Benoît ne sait pas quoi dire. Il regarde par la fenêtre. Dehors, le soleil se lève. La journée s'annonce belle.

Allons-nous prendre un café après-demain, après le travail, Benoît?”

La question lui vient comme une grande surprise. Il marmonne: “Je veux... je ne sais pas. Après-demain? Un café? Bien sûr, un café, boire un café ensemble, ou un thé si tu préfères… Pourquoi pas, Laurence?”

Cela me plairait, Benoît. Tu sais, après-demain, c'est mon anniversaire. J'ai décidé de changer ma vie. Aide-moi à fêter mon anniversaire. Je veux le célébrer avec toi et avec personne d’autre.”

Benoît se ressaisit. Il penche le haut de son corps vers l'avant et regarde Laurence dans les yeux. “Laurence, j'ai cinquante-neuf ans.”

Elle sourit. “J'aurai trente-huit ans après-demain. Presque quarante. Est-ce que ça importe? J'ai pris une décision ce matin. Elle te concerne.”

Benoît penche la tête en arrière et ne la regarde pas. Il n'ose pas demander ce qu'elle a décidé. Elle le sent.

Seras-tu patient avec moi, Benoît? Je viens de sortir d'une crise, tu sais.” Ses yeux deviennent humides.
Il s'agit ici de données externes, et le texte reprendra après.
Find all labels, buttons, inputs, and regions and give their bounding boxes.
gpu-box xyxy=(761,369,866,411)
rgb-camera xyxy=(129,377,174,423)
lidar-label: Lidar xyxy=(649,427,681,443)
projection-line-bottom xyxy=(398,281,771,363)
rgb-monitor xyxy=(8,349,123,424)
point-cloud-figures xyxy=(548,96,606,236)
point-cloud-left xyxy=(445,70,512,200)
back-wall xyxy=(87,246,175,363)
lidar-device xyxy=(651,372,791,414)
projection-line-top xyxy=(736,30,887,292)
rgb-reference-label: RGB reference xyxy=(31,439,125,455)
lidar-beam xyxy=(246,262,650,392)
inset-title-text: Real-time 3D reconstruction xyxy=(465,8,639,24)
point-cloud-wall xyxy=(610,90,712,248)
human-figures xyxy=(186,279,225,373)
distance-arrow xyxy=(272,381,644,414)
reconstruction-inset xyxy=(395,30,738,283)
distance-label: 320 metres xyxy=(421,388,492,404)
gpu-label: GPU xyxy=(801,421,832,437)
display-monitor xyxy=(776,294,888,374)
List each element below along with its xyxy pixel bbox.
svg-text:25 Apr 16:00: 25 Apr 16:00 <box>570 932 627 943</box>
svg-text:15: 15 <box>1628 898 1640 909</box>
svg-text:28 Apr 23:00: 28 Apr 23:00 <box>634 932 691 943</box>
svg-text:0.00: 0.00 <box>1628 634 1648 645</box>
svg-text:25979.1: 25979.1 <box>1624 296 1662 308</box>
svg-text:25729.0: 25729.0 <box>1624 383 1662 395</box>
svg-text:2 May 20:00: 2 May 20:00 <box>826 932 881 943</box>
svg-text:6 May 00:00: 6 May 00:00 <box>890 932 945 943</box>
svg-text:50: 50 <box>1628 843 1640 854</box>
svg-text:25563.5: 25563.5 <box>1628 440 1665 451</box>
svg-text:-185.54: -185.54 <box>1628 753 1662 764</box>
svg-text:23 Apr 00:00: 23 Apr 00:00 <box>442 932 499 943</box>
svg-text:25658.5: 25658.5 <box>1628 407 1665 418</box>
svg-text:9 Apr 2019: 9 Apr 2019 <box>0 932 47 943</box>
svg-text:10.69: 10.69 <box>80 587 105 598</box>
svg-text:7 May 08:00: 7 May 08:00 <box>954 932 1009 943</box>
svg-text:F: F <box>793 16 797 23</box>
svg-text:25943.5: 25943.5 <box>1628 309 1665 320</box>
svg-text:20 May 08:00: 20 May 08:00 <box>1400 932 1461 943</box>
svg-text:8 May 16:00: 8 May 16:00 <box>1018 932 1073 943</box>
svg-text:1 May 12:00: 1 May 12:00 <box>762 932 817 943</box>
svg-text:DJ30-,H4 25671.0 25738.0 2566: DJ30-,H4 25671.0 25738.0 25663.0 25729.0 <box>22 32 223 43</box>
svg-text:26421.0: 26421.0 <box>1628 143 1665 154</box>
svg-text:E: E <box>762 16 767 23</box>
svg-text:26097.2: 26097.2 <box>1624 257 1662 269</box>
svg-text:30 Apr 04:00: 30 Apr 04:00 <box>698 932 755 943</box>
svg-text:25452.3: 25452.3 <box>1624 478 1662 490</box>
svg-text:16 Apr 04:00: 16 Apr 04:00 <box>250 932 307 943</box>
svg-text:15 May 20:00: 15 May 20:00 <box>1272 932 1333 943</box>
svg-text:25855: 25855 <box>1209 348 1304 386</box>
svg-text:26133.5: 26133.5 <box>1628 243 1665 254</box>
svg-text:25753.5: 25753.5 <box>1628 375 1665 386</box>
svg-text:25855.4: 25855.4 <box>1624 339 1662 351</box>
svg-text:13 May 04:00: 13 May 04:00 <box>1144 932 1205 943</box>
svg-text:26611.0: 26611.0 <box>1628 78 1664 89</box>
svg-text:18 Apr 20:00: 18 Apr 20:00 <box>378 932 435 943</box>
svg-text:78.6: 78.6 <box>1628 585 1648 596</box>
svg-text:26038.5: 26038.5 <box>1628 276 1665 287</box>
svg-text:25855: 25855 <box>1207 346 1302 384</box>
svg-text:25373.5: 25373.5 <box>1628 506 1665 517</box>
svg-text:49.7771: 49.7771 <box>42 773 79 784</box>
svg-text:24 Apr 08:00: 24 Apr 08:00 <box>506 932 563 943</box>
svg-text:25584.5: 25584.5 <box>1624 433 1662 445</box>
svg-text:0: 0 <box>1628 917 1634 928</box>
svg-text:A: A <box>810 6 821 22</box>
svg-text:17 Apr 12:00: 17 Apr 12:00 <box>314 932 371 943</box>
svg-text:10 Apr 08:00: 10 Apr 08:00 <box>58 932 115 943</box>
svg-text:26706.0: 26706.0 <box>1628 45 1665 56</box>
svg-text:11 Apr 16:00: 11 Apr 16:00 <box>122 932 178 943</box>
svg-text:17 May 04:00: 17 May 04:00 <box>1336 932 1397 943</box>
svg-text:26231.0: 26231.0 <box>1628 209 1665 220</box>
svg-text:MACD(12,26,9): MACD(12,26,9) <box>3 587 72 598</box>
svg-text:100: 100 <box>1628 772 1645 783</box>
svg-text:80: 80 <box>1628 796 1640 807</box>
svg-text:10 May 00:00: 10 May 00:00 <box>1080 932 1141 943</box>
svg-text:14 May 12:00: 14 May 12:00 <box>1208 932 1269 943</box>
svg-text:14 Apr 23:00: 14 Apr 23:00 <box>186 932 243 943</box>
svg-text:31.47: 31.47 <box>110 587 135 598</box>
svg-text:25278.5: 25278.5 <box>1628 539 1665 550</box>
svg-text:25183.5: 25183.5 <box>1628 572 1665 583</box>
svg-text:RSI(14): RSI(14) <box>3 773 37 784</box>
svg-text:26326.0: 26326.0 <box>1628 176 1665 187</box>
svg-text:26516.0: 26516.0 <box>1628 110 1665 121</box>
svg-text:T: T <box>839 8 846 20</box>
Je vais essayer, Laurence. Tu dois comprendre que je suis un homme. J'ai cinquante-neuf ans, mais je suis un homme en bonne santé. Tu es jeune et jolie. Peut-être que je vais te demander des choses... Je pourrais te dire des mots que tu n'aimes pas entendre.”

Je pense que je te connais un peu, Benoît. Tu ne forceras rien, j'en suis sûre. Donne du temps au temps. Apprenons à mieux nous connaître si tu penses vraiment que j'en vaux la peine.”

Benoît se penche en arrière, sa tête contre le dossier du siège. Des larmes silencieuses coulent sur ses joues. Laurence prend un mouchoir dans son sac à main. Elle se lève, enlève les lunettes de Benoît et essuie ses larmes. Les autres navetteurs dans le compartiment ne réagissent pas. La plupart ont encore sommeil à cette heure matinale.

L'espoir tranquille est de retour. Il y a un moyen de sortir de la solitude. La routine perd ses droits.